Старейшины молча сидят на своих местах, большие пальцы четырех рук просунуты за четыре тесьмы подтяжек, по тому, как мерно поднимаются золотые цепи на животах, можно следить за их дыханием.
— Кофе, братья? — шепчет мама.
— С удовольствием, сестра.
— Давай я заварю, — предлагаю я маме.
— Я сама.
Мама проходит через всю комнату, открывает дверь на кухню и поднимает с плиты чайник со свистком. Она растерянно останавливается с чайником в руках, поворачивается направо, налево и наконец ставит его обратно на конфорку. Потом открывает шкафчик, но не тот, из которого обычно достает кофе. Снова закрывает дверцу и возвращается в комнату.
— Маартен. — В ее глазах страх.
— Что случилось?
— Что я?…
— Ты хотела поставить кофе. Садись, я сам управлюсь.
— Да, но…
Я подхожу к маме, обнимаю ее и подвожу к стулу. Она покорно садится.
— «Твой, Господи, закон». — Она произносит одну только строчку, без мелодии. Она плачет. — Я не помню дальше.

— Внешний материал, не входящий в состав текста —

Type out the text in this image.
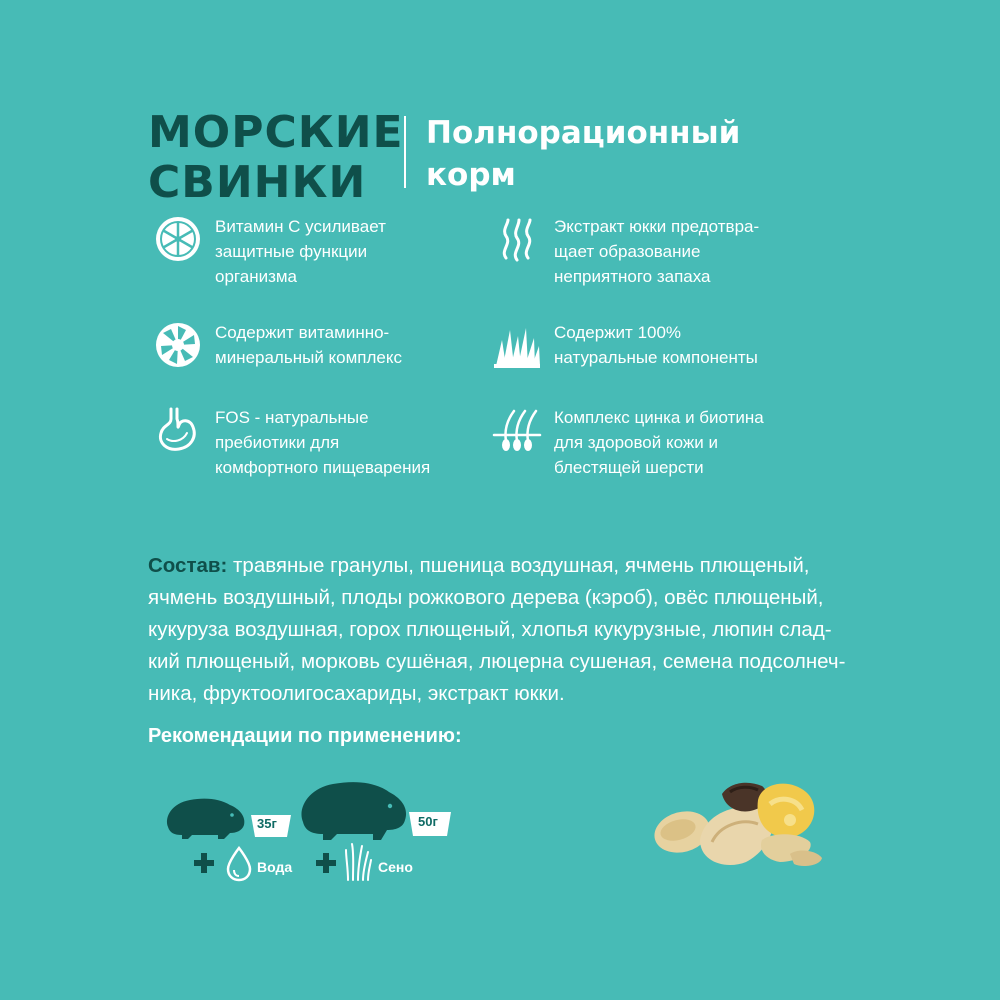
МОРСКИЕ
СВИНКИ
Полнорационный
корм
Витамин С усиливает
защитные функции
организма
Экстракт юкки предотвра-
щает образование
неприятного запаха
Содержит витаминно-
минеральный комплекс
Содержит 100%
натуральные компоненты
FOS - натуральные
пребиотики для
комфортного пищеварения
Комплекс цинка и биотина
для здоровой кожи и
блестящей шерсти
Состав: травяные гранулы, пшеница воздушная, ячмень плющеный,
ячмень воздушный, плоды рожкового дерева (кэроб), овёс плющеный,
кукуруза воздушная, горох плющеный, хлопья кукурузные, люпин слад-
кий плющеный, морковь сушёная, люцерна сушеная, семена подсолнеч-
ника, фруктоолигосахариды, экстракт юкки.
Рекомендации по применению:
35г	50г
Вода	Сено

Я иду на кухню и закрываю за собой дверь. Там я доверху наливаю чайник, ставлю его на плиту, чиркаю спичкой и подношу ее к конфорке. Вспыхивает пламя. Через боковую дверь я выскакиваю на улицу и, не помня себя, бегу подальше от дома, навстречу буре. Бешеный ливень стегает меня по лицу, я бегу по дорожке и кричу, кричу, но не слышу своего голоса. Сил больше нет, я останавливаюсь, тяжело дыша, я стараюсь сдержаться, но упрямые волны рыданий захлестывают меня и вырываются наружу. Никак нельзя, чтобы эти старейшины видели мои страдания. Я до изнеможения колочу руками по незримому врагу, остервенясь, пинаю деревянный забор, пока боль в ногах не останавливает меня. Я затихаю. Возвращаюсь домой. На кухне я насыпаю в мельницу побольше кофейных зерен: сейчас я заварю им такой крепкий напиток, что у них сердца повылетают из-под ребер. Маме и себе в чашку я наливаю немного кофе, остальное доливаю кипятком, зато им кофе я не жалею. С подносом в руках я появляюсь в комнате и застаю братьев за оживленной беседой. Мама, мертвенно-бледная, как-то съежившись, сидит бочком на стуле, закрыв глаза.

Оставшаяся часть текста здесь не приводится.